Reflexões sobre o caso Marco Archer Cardoso Moreira, o primeiro brasileiro executado – no exterior – por tráfico de drogas.
No período de tempo entre o início e o fim da escrita deste texto, o primeiro brasileiro condenado à morte em um país estrangeiro terá sido assassinado pelo estado indonésio. O instrutor de asa delta Marco Archer Cardoso Moreira viveu hoje, 17 de janeiro de 2015, seu último dia. Sentenciado por tráfico internacional de drogas, o caso foi acompanhado de perto por mais de dez anos pela diplomacia brasileira, sem render qualquer forma de clemência por parte de sucessivos governos indonésios.
Ao assumir seu mandato no fim de 2014, o novo presidente da Indonésia, Joko Widodo, decidiu dar o exemplo de que seu país não irá tolerar o malefício causado pelas drogas ilícitas e passou a negar clemência a todo e qualquer condenado por esse crime. O assessor de assuntos internacionais da Presidência da República, Marco Aurélio Garcia, ao divulgar em entrevista coletiva os esforços infrutíferos da presidente brasileira em conseguir a comutação da pena de Marco, declarou, desoladamente, que somente um “milagre” poderia salvá-lo da execução por fuzilamento.
No mundo ficcional de Jorge Luis Borges há uma história que vale a pena ser contada sobre um milagre e um fuzilamento. Em um conto que está no livro ‘Ficções’, Borges conta a história de Jaromir Hladík. Hladík é um escritor e literato que tem o infortúnio de ser meio-judeu, ter escrito sobre temas judaicos, ter se manifestado contra o nazismo e estar em Praga quando a cidade é invadida pelo exército alemão em 1939. O oficial germânico responsável pelas execuções decide, rápida e cartorialmente que Hladík deverá ser morto por fuzilamento para, como remete o texto original em francês, encourager les autres. Mas, para também deixar clara a banalidade administrativa de seu ato, marca a execução para dez dias depois, agindo “impessoal e pausadamente, como os vegetais e os planetas”.
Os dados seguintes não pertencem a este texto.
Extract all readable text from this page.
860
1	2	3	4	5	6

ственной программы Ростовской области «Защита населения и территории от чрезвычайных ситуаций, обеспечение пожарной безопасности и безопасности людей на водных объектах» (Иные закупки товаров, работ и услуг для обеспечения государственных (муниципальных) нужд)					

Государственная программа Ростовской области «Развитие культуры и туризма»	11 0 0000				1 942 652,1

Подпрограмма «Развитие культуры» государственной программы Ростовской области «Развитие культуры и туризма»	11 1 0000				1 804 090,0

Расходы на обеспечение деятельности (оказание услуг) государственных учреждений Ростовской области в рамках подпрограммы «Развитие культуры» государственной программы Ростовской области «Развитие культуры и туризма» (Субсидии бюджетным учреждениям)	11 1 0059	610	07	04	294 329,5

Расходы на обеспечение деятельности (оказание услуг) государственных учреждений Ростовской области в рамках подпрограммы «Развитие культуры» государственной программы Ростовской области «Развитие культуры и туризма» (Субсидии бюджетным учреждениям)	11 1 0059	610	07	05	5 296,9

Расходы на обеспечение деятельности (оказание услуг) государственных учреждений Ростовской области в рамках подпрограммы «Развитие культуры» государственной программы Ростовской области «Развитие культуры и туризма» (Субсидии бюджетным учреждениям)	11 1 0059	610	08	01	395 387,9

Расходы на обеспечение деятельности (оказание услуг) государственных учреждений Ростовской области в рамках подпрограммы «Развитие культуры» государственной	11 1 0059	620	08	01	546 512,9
Na véspera de sua morte, à noite, Hladík lembra-se de sua peça inacabada, um drama em versos chamado Os Inimigos. Repete mentalmente a parte pronta da obra, que sabe de memória, e decide, na escuridão, falar com Deus: “Se de algum modo existo, se não sou uma de tuas repetições e erratas, existo como autor de Os Inimigos. Para levar a bom termo este drama, que pode justificar-me e justificar-Te, requeiro mais um ano”, e dorme profundamente, tendo um sonho revelatório em que ouve a resposta – também particularmente cartorial: “O tempo do teu trabalho foi outorgado”. E acorda.
Levado a um pátio, a ordem de fuzilamento é dada às nove horas e dois minutos, com um atraso pouco maior do que uma centena de segundos em relação ao instante marcado para que Hladík seja moído pela engrenagem alemã. Quando vai gritar, o tempo se congela, porém a sua consciência continua desperta. Ele vê a fumaça de seu cigarro imóvel no ar, e percebe uma gota de chuva que não escorre de seu rosto. Não se mexe, mas não sente qualquer desconforto.
É necessário mais de um dia nesse estado para que Hladík entenda que Deus atendera sua prece. Ele agora tinha o tempo que precisava para terminar sua obra. Trabalhava diariamente, com pausas para dormir dentro de si mesmo, em sua peça. Muda trechos e chega a refazer completamente um dos atos. Completa os dois atos finais, e, por fim, lhe falta resolver apenas um derradeiro epíteto. Encontra os versos, a gota de chuva lhe desce pela bochecha, ele grita, e quatro tiros lhe matam.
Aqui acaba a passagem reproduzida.